4.3.2 Watertoetsproces

Het waterschap Vechtstromen is intensief betrokken geweest in het gebiedsproces bij het uitwerken van de benodigde maatregelen. De maatregelen zijn beschreven in hoofdstuk 3 van dit inpassingsplan.

Dit inpassingsplan zal tijdens ter inzage legging ter beoordeling worden voorgelegd aan het waterschap. De reacties van het waterschap zullen in deze paragraaf worden verwerkt.

Het waterschap is betrokken bij het opstellen van het Inrichtingsplan, dat de basis vormt voor het inpassingsplan. Volgens het Inrichtingsplan worden met de voorgestelde maatregelen doelen behaald voor N2000 als de KRW. Het waterschap heeft aangegeven dat de doelen en de bijbehorende maatregelen in hoofdlijnen beschreven moeten zijn in de waterparagraaf.

4.3.3 Water en het PIP 'Achter de Voort, Agelerbroek en Voltherbroek'

In deze waterparagraaf zijn de keuzes die zijn gemaakt ten aanzien van de waterhuishoudkundige aspecten gemotiveerd. Binnen het inpassingsplan wordt geen nieuwe verharding gerealiseerd. Er is geen sprake van toename van het verharde oppervlak.

Om de effecten van de maatregelen op de habitattypen in het Natura 2000-gebied en andere functies in het gebied te bepalen, zijn hydrologische berekeningen uitgevoerd. Met behulp van een grondwatermodel, de input vanuit de systeemanalyse en gebiedskennis van experts, zijn verschillende maatregelenscenario’s in verschillende iteratieve stappen doorgerekend. Het doel van dit iteratieve proces was te komen tot een breed gedragen eindscenario dat voorziet in het stoppen van de achteruitgang van de kwaliteit van de habitattypen met zo min mogelijk negatieve effecten op andere functies dan natuur in het gebied (wonen, werken).

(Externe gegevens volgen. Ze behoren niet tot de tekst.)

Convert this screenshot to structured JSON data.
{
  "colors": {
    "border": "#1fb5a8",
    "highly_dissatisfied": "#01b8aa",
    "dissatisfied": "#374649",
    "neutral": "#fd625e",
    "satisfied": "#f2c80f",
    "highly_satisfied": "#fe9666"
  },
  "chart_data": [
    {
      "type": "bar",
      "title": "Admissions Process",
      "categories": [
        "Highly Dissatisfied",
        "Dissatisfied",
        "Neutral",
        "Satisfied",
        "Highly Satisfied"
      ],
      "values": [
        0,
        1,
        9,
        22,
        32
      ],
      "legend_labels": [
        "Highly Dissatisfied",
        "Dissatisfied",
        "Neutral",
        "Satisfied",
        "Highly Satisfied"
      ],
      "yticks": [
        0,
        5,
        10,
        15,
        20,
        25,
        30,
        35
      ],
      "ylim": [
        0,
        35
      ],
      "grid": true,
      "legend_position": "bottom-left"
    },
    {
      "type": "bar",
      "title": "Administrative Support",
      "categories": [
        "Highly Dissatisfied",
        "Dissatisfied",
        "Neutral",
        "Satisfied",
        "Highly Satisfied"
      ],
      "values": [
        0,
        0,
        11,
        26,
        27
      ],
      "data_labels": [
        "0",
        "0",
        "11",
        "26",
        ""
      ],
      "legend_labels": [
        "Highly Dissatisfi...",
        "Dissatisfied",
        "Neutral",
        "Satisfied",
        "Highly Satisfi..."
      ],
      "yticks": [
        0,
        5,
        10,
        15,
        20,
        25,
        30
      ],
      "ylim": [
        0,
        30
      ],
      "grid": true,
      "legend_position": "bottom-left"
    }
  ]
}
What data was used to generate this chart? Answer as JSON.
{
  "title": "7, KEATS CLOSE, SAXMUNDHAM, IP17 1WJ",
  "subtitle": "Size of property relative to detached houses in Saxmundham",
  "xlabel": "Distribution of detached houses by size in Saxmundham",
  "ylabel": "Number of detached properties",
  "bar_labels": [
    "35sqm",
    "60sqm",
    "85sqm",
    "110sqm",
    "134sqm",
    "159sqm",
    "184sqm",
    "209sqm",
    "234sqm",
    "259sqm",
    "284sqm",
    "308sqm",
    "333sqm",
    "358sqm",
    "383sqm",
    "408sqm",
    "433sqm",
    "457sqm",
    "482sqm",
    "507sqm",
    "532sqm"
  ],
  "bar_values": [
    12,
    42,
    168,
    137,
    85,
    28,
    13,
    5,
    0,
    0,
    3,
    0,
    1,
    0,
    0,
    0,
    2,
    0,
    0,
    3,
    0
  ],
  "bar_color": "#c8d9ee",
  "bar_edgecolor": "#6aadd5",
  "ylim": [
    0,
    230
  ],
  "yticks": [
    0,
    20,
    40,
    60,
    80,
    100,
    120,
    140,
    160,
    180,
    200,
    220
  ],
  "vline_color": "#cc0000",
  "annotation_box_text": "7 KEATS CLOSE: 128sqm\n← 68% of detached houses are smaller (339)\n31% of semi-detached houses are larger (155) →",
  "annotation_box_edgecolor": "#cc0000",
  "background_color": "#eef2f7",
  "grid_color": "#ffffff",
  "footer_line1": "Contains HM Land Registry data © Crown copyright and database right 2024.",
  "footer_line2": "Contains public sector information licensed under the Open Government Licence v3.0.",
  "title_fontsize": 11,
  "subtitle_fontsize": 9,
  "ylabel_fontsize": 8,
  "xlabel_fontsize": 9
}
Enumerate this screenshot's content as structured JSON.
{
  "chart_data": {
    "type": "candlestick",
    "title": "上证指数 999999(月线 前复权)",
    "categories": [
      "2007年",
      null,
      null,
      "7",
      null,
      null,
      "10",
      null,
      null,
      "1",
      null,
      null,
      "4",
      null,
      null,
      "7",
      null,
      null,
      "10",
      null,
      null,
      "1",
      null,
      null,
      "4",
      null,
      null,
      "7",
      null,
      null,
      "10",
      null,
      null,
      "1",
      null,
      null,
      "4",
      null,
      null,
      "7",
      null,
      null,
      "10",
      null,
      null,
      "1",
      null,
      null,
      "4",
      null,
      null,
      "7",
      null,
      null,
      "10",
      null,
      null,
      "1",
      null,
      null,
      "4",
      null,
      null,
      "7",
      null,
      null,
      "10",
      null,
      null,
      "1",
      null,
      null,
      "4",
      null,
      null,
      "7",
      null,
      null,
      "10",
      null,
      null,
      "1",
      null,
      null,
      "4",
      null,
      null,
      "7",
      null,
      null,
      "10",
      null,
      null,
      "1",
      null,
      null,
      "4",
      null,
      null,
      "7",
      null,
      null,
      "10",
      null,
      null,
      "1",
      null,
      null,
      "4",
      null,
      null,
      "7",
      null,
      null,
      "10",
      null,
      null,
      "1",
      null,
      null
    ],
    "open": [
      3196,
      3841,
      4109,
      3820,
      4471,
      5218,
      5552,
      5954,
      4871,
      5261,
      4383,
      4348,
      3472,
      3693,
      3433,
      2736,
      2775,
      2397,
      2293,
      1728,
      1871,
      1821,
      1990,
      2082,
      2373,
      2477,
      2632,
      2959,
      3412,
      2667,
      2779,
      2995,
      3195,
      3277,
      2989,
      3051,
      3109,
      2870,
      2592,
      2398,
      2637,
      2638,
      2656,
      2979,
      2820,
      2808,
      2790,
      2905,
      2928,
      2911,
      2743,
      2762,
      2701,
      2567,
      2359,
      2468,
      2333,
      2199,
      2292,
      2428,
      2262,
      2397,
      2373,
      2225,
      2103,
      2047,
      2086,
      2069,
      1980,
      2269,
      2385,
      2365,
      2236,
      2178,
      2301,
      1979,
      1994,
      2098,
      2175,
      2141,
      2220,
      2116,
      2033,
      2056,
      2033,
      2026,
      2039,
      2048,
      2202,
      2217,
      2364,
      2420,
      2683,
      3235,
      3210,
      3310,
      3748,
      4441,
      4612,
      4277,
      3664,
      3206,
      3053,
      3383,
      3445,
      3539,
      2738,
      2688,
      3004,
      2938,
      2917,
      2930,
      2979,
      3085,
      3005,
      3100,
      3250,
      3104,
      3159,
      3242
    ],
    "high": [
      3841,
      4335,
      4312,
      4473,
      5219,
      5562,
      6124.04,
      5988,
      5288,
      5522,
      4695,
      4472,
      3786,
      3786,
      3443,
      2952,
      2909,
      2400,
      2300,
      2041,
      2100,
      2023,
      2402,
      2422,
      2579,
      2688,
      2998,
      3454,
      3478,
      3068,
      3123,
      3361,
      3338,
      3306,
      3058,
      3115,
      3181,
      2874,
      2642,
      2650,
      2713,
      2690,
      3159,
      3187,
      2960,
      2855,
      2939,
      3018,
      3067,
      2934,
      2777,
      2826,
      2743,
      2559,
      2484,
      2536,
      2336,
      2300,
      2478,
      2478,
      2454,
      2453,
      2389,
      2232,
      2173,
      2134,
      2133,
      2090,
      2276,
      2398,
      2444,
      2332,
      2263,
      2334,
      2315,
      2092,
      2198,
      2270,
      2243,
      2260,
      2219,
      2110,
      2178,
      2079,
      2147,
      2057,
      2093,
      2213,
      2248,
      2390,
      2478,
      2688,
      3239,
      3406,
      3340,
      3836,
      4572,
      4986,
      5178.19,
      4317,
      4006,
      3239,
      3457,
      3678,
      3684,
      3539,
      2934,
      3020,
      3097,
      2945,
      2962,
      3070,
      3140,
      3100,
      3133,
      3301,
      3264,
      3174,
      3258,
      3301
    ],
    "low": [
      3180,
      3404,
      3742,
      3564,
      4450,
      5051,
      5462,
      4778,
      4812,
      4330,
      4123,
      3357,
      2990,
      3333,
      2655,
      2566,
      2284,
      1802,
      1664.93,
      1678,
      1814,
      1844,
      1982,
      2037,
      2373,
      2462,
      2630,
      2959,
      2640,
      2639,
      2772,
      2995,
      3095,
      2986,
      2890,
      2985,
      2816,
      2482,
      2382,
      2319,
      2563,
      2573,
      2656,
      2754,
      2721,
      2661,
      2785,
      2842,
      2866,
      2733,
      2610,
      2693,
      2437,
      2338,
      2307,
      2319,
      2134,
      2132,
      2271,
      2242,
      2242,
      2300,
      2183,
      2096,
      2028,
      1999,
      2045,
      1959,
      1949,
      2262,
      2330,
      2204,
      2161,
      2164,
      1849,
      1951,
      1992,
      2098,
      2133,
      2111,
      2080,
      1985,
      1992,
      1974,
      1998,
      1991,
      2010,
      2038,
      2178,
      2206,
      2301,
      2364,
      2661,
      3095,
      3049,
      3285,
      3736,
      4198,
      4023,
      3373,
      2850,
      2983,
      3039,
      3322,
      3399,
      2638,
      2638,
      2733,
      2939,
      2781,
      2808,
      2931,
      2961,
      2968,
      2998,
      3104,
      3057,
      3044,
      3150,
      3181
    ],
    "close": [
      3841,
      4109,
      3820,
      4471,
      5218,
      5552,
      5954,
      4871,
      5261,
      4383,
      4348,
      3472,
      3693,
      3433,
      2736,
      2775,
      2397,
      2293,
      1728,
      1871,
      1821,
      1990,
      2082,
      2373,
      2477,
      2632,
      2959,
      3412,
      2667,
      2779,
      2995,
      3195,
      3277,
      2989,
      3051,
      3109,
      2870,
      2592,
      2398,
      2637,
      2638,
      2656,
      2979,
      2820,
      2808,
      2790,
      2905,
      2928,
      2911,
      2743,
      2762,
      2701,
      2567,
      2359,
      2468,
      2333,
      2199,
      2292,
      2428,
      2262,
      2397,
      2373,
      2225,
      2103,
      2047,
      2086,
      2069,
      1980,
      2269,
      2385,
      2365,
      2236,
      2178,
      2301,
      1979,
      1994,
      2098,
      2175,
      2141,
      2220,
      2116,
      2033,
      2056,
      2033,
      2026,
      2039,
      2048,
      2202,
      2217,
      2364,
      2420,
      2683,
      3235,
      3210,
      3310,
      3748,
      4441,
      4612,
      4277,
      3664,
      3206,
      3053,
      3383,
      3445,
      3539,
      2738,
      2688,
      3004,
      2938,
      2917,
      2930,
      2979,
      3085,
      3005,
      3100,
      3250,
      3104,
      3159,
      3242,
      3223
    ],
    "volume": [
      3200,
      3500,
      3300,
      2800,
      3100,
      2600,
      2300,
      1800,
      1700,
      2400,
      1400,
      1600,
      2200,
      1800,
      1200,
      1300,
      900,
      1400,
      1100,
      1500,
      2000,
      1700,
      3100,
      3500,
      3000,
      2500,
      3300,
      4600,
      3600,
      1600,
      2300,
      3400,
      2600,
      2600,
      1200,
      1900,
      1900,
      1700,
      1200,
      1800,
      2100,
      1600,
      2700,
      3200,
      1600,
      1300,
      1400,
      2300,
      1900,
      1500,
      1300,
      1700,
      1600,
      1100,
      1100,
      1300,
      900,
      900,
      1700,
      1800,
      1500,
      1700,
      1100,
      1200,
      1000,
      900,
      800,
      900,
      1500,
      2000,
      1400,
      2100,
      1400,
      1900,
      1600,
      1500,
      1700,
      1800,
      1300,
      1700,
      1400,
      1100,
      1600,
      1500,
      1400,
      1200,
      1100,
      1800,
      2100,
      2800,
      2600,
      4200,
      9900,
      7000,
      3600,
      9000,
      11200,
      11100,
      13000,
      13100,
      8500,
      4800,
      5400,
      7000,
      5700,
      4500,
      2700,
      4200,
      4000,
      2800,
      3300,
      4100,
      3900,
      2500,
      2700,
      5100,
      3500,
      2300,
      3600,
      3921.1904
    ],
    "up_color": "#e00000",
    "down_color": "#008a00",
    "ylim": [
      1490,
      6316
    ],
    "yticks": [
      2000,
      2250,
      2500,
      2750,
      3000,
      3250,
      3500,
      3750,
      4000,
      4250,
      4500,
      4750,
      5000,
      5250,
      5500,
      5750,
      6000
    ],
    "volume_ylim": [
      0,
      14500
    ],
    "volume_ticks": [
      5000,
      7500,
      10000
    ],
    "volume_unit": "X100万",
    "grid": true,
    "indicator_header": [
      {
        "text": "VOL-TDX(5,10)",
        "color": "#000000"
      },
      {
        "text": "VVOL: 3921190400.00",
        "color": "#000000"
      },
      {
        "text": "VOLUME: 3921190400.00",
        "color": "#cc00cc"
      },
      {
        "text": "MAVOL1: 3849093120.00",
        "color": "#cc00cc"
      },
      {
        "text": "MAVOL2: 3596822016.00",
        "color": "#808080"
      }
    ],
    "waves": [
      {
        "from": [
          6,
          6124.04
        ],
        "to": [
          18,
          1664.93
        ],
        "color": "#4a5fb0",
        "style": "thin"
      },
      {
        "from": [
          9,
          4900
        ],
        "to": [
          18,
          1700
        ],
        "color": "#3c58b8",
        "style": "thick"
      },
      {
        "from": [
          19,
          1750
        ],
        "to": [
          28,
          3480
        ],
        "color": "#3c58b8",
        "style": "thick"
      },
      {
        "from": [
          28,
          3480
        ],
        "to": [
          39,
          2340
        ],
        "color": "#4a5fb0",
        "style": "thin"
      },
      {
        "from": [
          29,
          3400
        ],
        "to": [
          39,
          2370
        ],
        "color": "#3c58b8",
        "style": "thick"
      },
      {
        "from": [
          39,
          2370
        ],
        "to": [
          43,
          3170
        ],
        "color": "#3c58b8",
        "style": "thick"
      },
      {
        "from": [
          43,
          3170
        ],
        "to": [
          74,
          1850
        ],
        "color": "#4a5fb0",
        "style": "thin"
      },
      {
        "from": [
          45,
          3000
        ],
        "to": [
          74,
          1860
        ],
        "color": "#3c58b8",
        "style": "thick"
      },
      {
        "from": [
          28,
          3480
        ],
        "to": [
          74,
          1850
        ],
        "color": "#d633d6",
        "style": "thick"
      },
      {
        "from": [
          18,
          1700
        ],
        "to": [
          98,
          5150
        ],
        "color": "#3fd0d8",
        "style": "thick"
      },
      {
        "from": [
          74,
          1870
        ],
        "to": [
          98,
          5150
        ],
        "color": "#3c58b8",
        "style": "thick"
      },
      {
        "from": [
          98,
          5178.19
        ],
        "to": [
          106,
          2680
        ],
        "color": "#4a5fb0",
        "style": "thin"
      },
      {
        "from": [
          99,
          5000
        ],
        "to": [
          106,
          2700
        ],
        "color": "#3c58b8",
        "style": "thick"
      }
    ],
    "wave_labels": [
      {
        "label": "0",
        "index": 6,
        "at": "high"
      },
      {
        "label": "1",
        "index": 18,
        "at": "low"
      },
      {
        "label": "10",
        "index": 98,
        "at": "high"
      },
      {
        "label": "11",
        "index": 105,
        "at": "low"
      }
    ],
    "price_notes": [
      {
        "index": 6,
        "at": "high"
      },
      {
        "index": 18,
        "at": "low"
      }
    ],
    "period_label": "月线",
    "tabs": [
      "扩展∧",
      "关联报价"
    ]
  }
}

Om de effectiviteit van de maatregelen op de habitattypen te kunnen beoordelen, is gekeken naar vier sturende factoren voor grondwaterkwaliteit en –kwantiteit. Van hoogste naar laagste prioriteit zijn dat kwel/wegzijging, duurlijnen (hoe lang per jaar een bepaalde waterstand voorkomt), gemiddelde voorjaarsgrondwaterstand (GVG) en Gemiddelde laagste grondwaterstand (GLG).

Uit het proces blijkt dat de definitieve maatregelen een positief effect op de habitattypen hebben en een beperkt effect op de omgeving. De kwel, als belangrijkste criterium voor de habitattypen, neemt toe. De duur van de hoge waterstanden neemt eveneens toe als tweede belangrijke criterium. Ook de GVG en GLG stijgen, met als gevolg dat het doelgat dat er eerder was voor de GLG, wordt gedicht. Agrarische percelen die met vernatting te maken krijgen door de maatregelen hebben en niet meer agrarisch kunnen worden gebruikt, hebben een andere bestemming gekregen (Natuur). De agrariers die dit aangaat worden gecompenseerd. Om natschade aangebouwen te voorkomen zijn in enkele gevallen mitigerende maatregelen op de agrarische erven noodzakelijk. Als dit aan de orde is, is dit planologisch mogelijk op grond van de vigerende bestemmingen.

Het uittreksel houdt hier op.